The Week in Security: Capita AWS bucket exposes benefits data, Toyota leaks customer data on 2M

This week: An unsecured AWS bucket exposed English citizen’s data. Also: A 10 years-long breach on Toyota leaked the data of more than 2 million customers.

This Week’s Top Story

Capita’s unsecured AWS bucket led to a benefits data exposure of British residents

Capita, a consulting, transformation and digital services business, is under fire this week for its lack of security hygiene after its Amazon (AWS) bucket containing benefits data on South East England city council residents was left exposed. The victim, Colchester City Council, has been working this week since it discovered the open AWS bucket to make sure its residents haven’t been harmed as a result of the exposure. The Council originally enlisted Capita’s services as a contractor with the intention that Capita would run the end-of-year auditing services for the council tax and benefits.
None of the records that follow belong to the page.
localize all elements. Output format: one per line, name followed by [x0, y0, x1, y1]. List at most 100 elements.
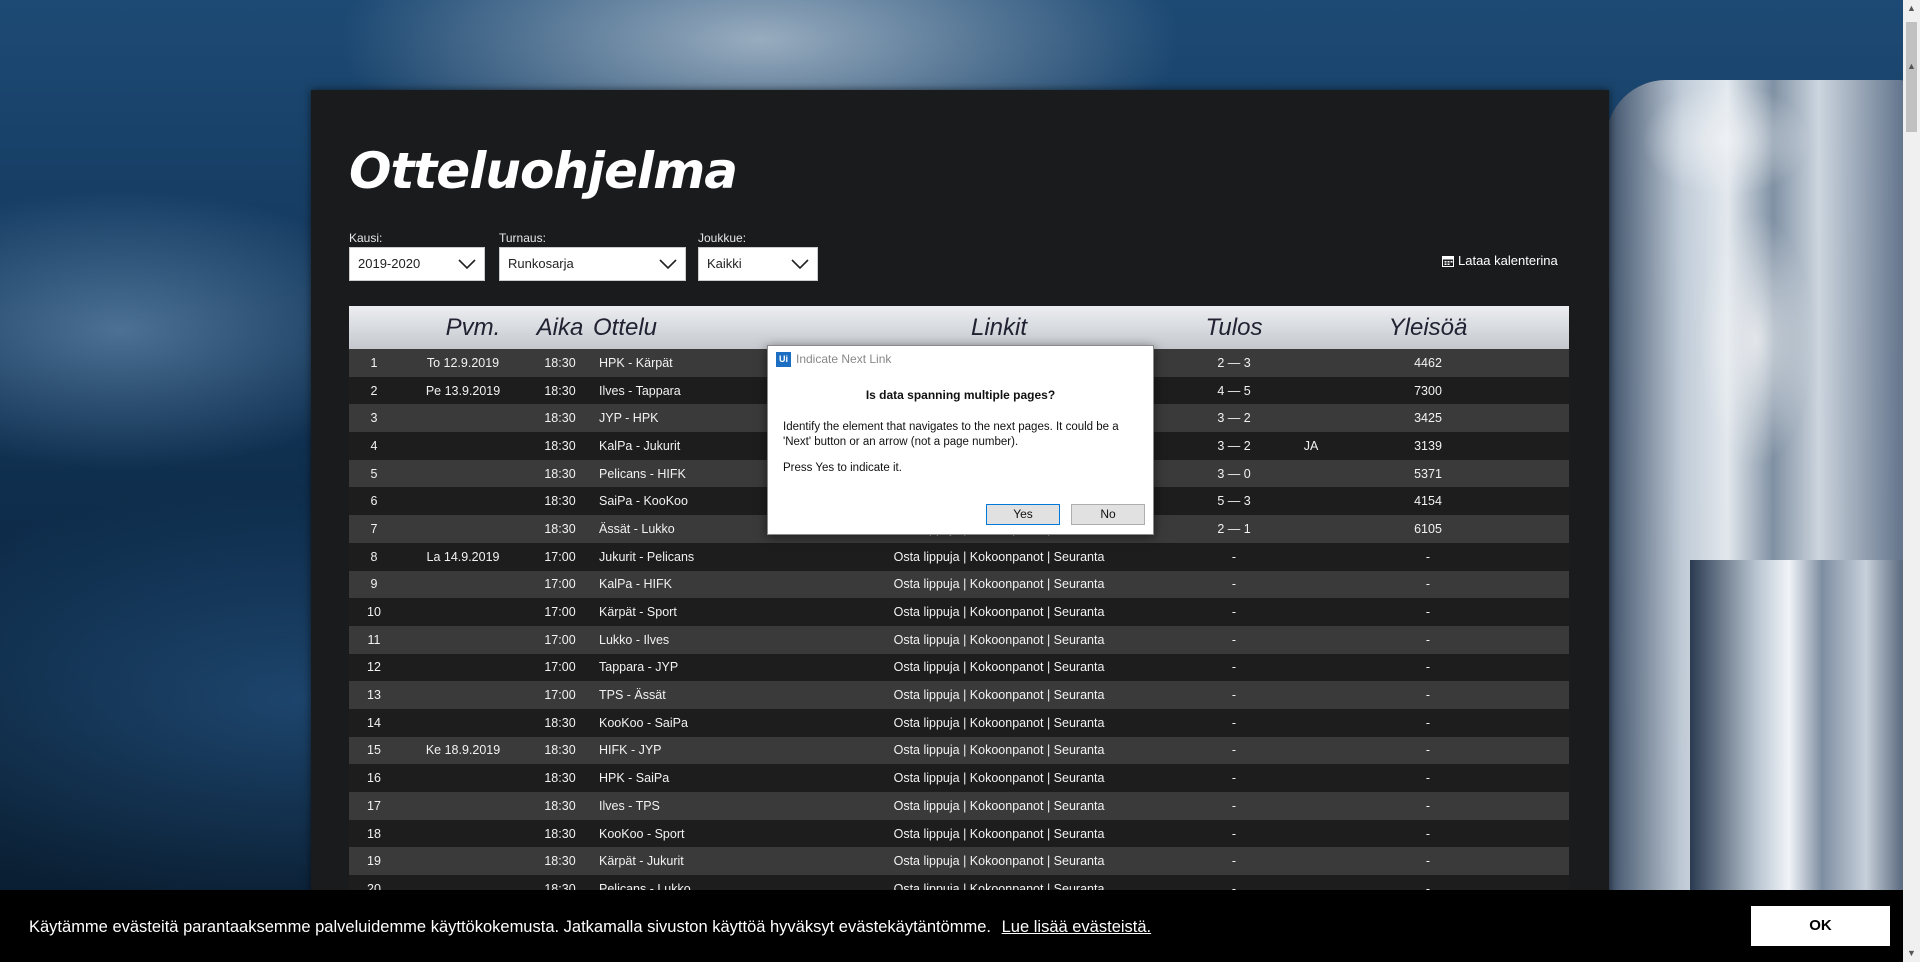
row-match[interactable]: Lukko - Ilves: [593, 633, 809, 647]
row-time: 18:30: [544, 355, 576, 370]
page-scrollbar[interactable]: ▲ ▲ ▼: [1903, 0, 1920, 962]
season-select[interactable]: 2019-2020: [349, 247, 485, 281]
scrollbar-thumb[interactable]: [1906, 22, 1917, 132]
row-match[interactable]: KooKoo - Sport: [593, 827, 809, 841]
row-time: 18:30: [544, 494, 576, 509]
row-attendance: -: [1425, 688, 1431, 703]
row-links[interactable]: Osta lippuja | Kokoonpanot | Seuranta: [809, 550, 1189, 564]
row-number: 11: [367, 632, 381, 647]
team-select[interactable]: Kaikki: [698, 247, 818, 281]
row-number: 17: [367, 798, 381, 813]
page-title: Otteluohjelma: [349, 142, 738, 200]
dialog-title: Indicate Next Link: [796, 352, 892, 366]
row-number: 9: [370, 577, 378, 592]
row-match[interactable]: Kärpät - Sport: [593, 605, 809, 619]
team-select-value: Kaikki: [707, 256, 742, 271]
header-links: Linkit: [970, 313, 1028, 341]
row-match[interactable]: Jukurit - Pelicans: [593, 550, 809, 564]
row-time: 17:00: [544, 660, 576, 675]
row-attendance: -: [1425, 660, 1431, 675]
row-result: -: [1231, 854, 1237, 869]
row-links[interactable]: Osta lippuja | Kokoonpanot | Seuranta: [809, 771, 1189, 785]
table-header: Pvm. Aika Ottelu Linkit Tulos Yleisöä: [349, 306, 1569, 349]
row-attendance: -: [1425, 826, 1431, 841]
row-match[interactable]: TPS - Ässät: [593, 688, 809, 702]
row-result: -: [1231, 688, 1237, 703]
yes-button[interactable]: Yes: [986, 504, 1060, 525]
row-number: 4: [370, 438, 378, 453]
chevron-down-icon: [791, 259, 809, 270]
trophy-base-image: [1690, 560, 1910, 900]
row-match[interactable]: KalPa - HIFK: [593, 577, 809, 591]
row-result: -: [1231, 549, 1237, 564]
row-result: 5 — 3: [1217, 494, 1251, 509]
row-time: 17:00: [544, 632, 576, 647]
row-links[interactable]: Osta lippuja | Kokoonpanot | Seuranta: [809, 633, 1189, 647]
row-number: 19: [367, 854, 381, 869]
download-calendar-link[interactable]: Lataa kalenterina: [1442, 253, 1558, 268]
tournament-select[interactable]: Runkosarja: [499, 247, 686, 281]
row-number: 2: [370, 383, 378, 398]
row-number: 8: [370, 549, 378, 564]
row-match[interactable]: KooKoo - SaiPa: [593, 716, 809, 730]
scroll-down-icon[interactable]: ▼: [1903, 945, 1920, 962]
row-time: 18:30: [544, 383, 576, 398]
row-links[interactable]: Osta lippuja | Kokoonpanot | Seuranta: [809, 660, 1189, 674]
no-button[interactable]: No: [1071, 504, 1145, 525]
table-row: 14 18:30 KooKoo - SaiPa Osta lippuja | Koko…: [349, 708, 1569, 737]
row-match[interactable]: Tappara - JYP: [593, 660, 809, 674]
row-time: 17:00: [544, 577, 576, 592]
row-match[interactable]: HIFK - JYP: [593, 743, 809, 757]
row-result: -: [1231, 771, 1237, 786]
header-date: Pvm.: [445, 313, 501, 341]
season-select-value: 2019-2020: [358, 256, 421, 271]
row-number: 18: [367, 826, 381, 841]
row-number: 7: [370, 521, 378, 536]
table-row: 17 18:30 Ilves - TPS Osta lippuja | Kokoonp…: [349, 792, 1569, 820]
table-row: 10 17:00 Kärpät - Sport Osta lippuja | Koko…: [349, 598, 1569, 626]
row-match[interactable]: Kärpät - Jukurit: [593, 854, 809, 868]
row-number: 5: [370, 466, 378, 481]
row-attendance: -: [1425, 854, 1431, 869]
row-links[interactable]: Osta lippuja | Kokoonpanot | Seuranta: [809, 688, 1189, 702]
uipath-logo-icon: Ui: [776, 351, 791, 367]
row-result: -: [1231, 577, 1237, 592]
row-result: -: [1231, 743, 1237, 758]
row-match[interactable]: Ilves - TPS: [593, 799, 809, 813]
row-number: 1: [370, 355, 378, 370]
row-time: 18:30: [544, 854, 576, 869]
row-attendance: 5371: [1414, 466, 1442, 481]
table-row: 13 17:00 TPS - Ässät Osta lippuja | Kokoonp…: [349, 681, 1569, 709]
table-row: 18 18:30 KooKoo - Sport Osta lippuja | Koko…: [349, 819, 1569, 848]
row-match[interactable]: HPK - SaiPa: [593, 771, 809, 785]
row-number: 13: [367, 688, 381, 703]
row-links[interactable]: Osta lippuja | Kokoonpanot | Seuranta: [809, 854, 1189, 868]
scroll-up-small-icon[interactable]: ▲: [1903, 58, 1920, 75]
table-row: 8 La 14.9.2019 17:00 Jukurit - Pelicans Osta…: [349, 542, 1569, 571]
cookie-ok-button[interactable]: OK: [1751, 906, 1890, 946]
row-links[interactable]: Osta lippuja | Kokoonpanot | Seuranta: [809, 716, 1189, 730]
row-links[interactable]: Osta lippuja | Kokoonpanot | Seuranta: [809, 605, 1189, 619]
row-time: 18:30: [544, 715, 576, 730]
row-result: -: [1231, 632, 1237, 647]
row-links[interactable]: Osta lippuja | Kokoonpanot | Seuranta: [809, 827, 1189, 841]
row-time: 18:30: [544, 798, 576, 813]
row-attendance: -: [1425, 632, 1431, 647]
row-links[interactable]: Osta lippuja | Kokoonpanot | Seuranta: [809, 799, 1189, 813]
row-attendance: -: [1425, 577, 1431, 592]
row-date: Pe 13.9.2019: [425, 383, 501, 398]
header-time: Aika: [536, 313, 584, 341]
row-time: 18:30: [544, 438, 576, 453]
scroll-up-icon[interactable]: ▲: [1903, 0, 1920, 17]
row-time: 17:00: [544, 549, 576, 564]
season-filter-label: Kausi:: [349, 231, 383, 245]
row-links[interactable]: Osta lippuja | Kokoonpanot | Seuranta: [809, 743, 1189, 757]
row-attendance: 7300: [1414, 383, 1442, 398]
dialog-question: Is data spanning multiple pages?: [865, 388, 1056, 402]
row-links[interactable]: Osta lippuja | Kokoonpanot | Seuranta: [809, 577, 1189, 591]
cookie-learn-more-link[interactable]: Lue lisää evästeistä.: [1002, 918, 1152, 936]
row-date: Ke 18.9.2019: [425, 743, 501, 758]
download-calendar-label: Lataa kalenterina: [1458, 253, 1558, 268]
row-time: 18:30: [544, 466, 576, 481]
row-result: 2 — 3: [1217, 355, 1251, 370]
The Council announced this week that Capita has made the bucket secure and confirmed that the leaked data did not include bank details. What did end up being exposed however were the benefits that local residents received in fiscal years 2019/20 and 2020/21. And as of now, Capita has not found any evidence of the exposed data being used for malicious purposes.

As the Council is continuing to clean up the mess of this exposure, its members are publicly stating their disappointment with Capita. The Council’s chief operating officer, Richard Block, said in a statement that he was “extremely disappointed” that this breach occurred, and also noted that Capita’s failure to meet security standards as their contractor is “unacceptable.” The Council also has plans to hold Capita accountable for the exposure by continuing its own investigation of the incident, as well as working with regulatory authorities.
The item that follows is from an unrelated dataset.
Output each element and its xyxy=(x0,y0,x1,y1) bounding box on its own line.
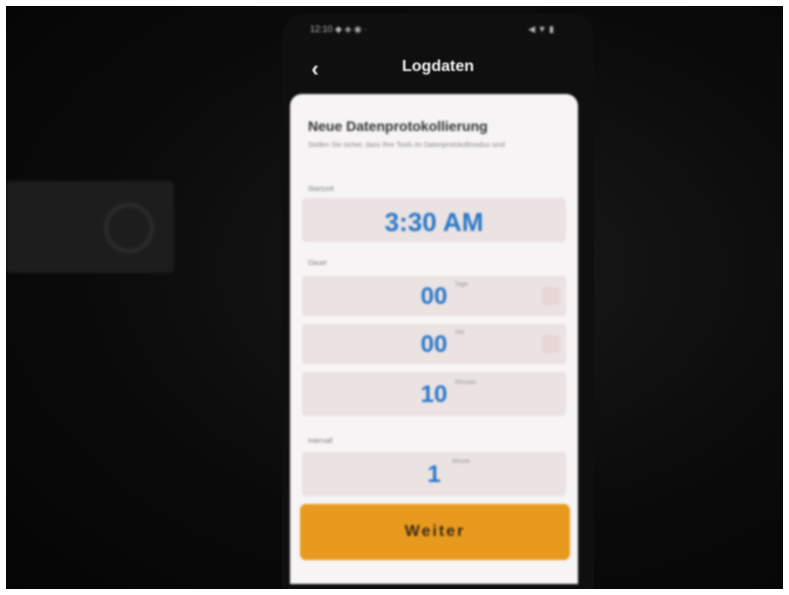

This incident isn’t the first time Capita has faced cybersecurity issues. Back in late March of this year, Capita had to shut down parts of its internal systems after it detected a digital break-in of its infrastructure, which ransomware gang Black Basta took responsibility for.

Field CISO Ali Khan: How deep scanning protects your data in the cloud

News Roundup

Here are the stories we’re paying attention to this week…
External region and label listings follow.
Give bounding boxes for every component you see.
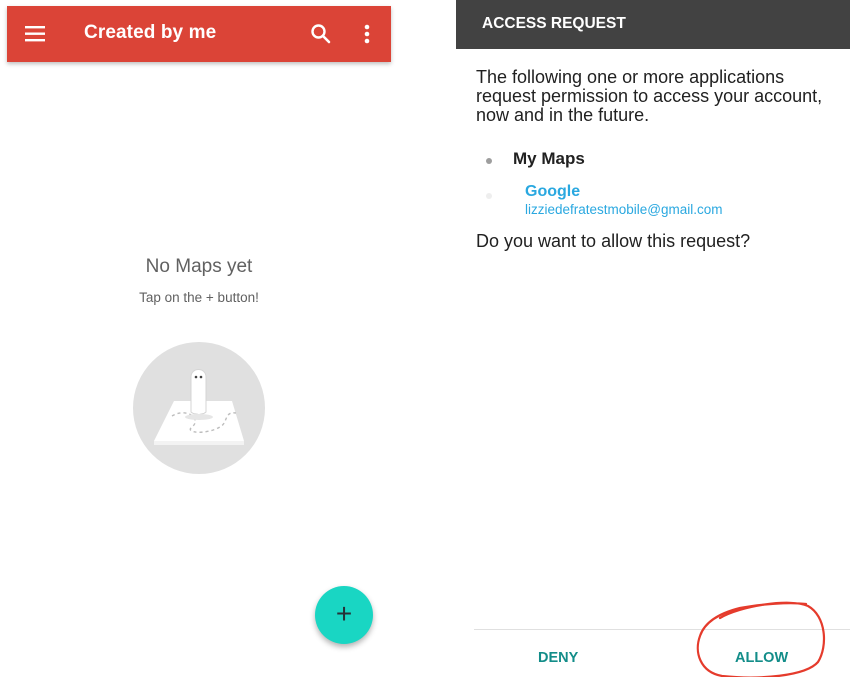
search-icon[interactable] bbox=[309, 22, 333, 46]
requesting-app-name: My Maps bbox=[513, 149, 585, 168]
access-request-dialog: ACCESS REQUEST The following one or more… bbox=[456, 0, 850, 677]
bullet-icon bbox=[486, 158, 492, 164]
more-vert-icon[interactable] bbox=[357, 22, 377, 46]
dialog-title: ACCESS REQUEST bbox=[482, 15, 626, 32]
bullet-icon bbox=[486, 193, 492, 199]
allow-button[interactable]: ALLOW bbox=[735, 650, 788, 666]
dialog-header: ACCESS REQUEST bbox=[456, 0, 850, 49]
ghost-on-map-illustration bbox=[133, 342, 265, 474]
deny-button[interactable]: DENY bbox=[538, 650, 578, 666]
add-map-button[interactable]: + bbox=[315, 586, 373, 644]
account-email: lizziedefratestmobile@gmail.com bbox=[525, 202, 723, 217]
account-provider: Google bbox=[525, 183, 581, 200]
allow-question: Do you want to allow this request? bbox=[476, 231, 751, 251]
app-bar-title: Created by me bbox=[84, 22, 217, 43]
empty-state-subtitle: Tap on the + button! bbox=[139, 290, 259, 305]
empty-state-title: No Maps yet bbox=[145, 256, 253, 277]
app-bar: Created by me bbox=[7, 6, 391, 62]
menu-icon[interactable] bbox=[25, 25, 47, 43]
permission-message: The following one or more applications r… bbox=[476, 67, 823, 125]
my-maps-screen: Created by me No Maps yet Tap on the + b… bbox=[7, 0, 391, 677]
button-divider bbox=[474, 629, 850, 630]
Data of more than 2 million Toyota customers exposed in ten years-long data breach (Security Affairs)

Toyota Motor Corporation disclosed a data breach that exposed the car-location information of 2,150,000 customers between November 6, 2013, and April 17, 2023. The data breach was caused by a database misconfiguration that was accessible to anyone without authentication.

Lacroix closes production sites following ransomware attack (Security Week)

Lacroix is an international designer and producer of embedded and industrial internet of things (IIoT) systems. According to the company, on the night of May 12, it detected a targeted cyberattack that hit its French (Beaupréau), German (Willich) and Tunisian (Zriba) sites that produce electronics systems for critical infrastructure entities.

Researchers uncover powerful backdoor and custom implant in year-long cyber campaign (The Hacker News)

Government, aviation, education, and telecom sectors located in South and Southeast Asia have come under the radar of a new hacking group as part of a highly-targeted campaign that commenced in mid-2022 and continued into the first quarter of 2023.

Multiple flaws in Teltonika industrial cellular router expose OT networks to hack (Security Affairs)

A joint analysis conducted by industrial cybersecurity firms Claroty and Otorio discovered multiple flaws in Teltonika Networks’ IIoT products that can expose OT networks to remote attacks. Teltonika Networks is a leading manufacturer of networking solutions, widely adopted in industrial environments, including gateways, LTE routers, and modems.

U.S. offering $10 million reward for Russian man charged with Ransomware attacks (Security Week)

Mikhail Pavlovich Matveev, a 30-year-old Russian national, has been charged by the U.S. Justice Department for his alleged role in numerous ransomware attacks, including ones targeting critical infrastructure.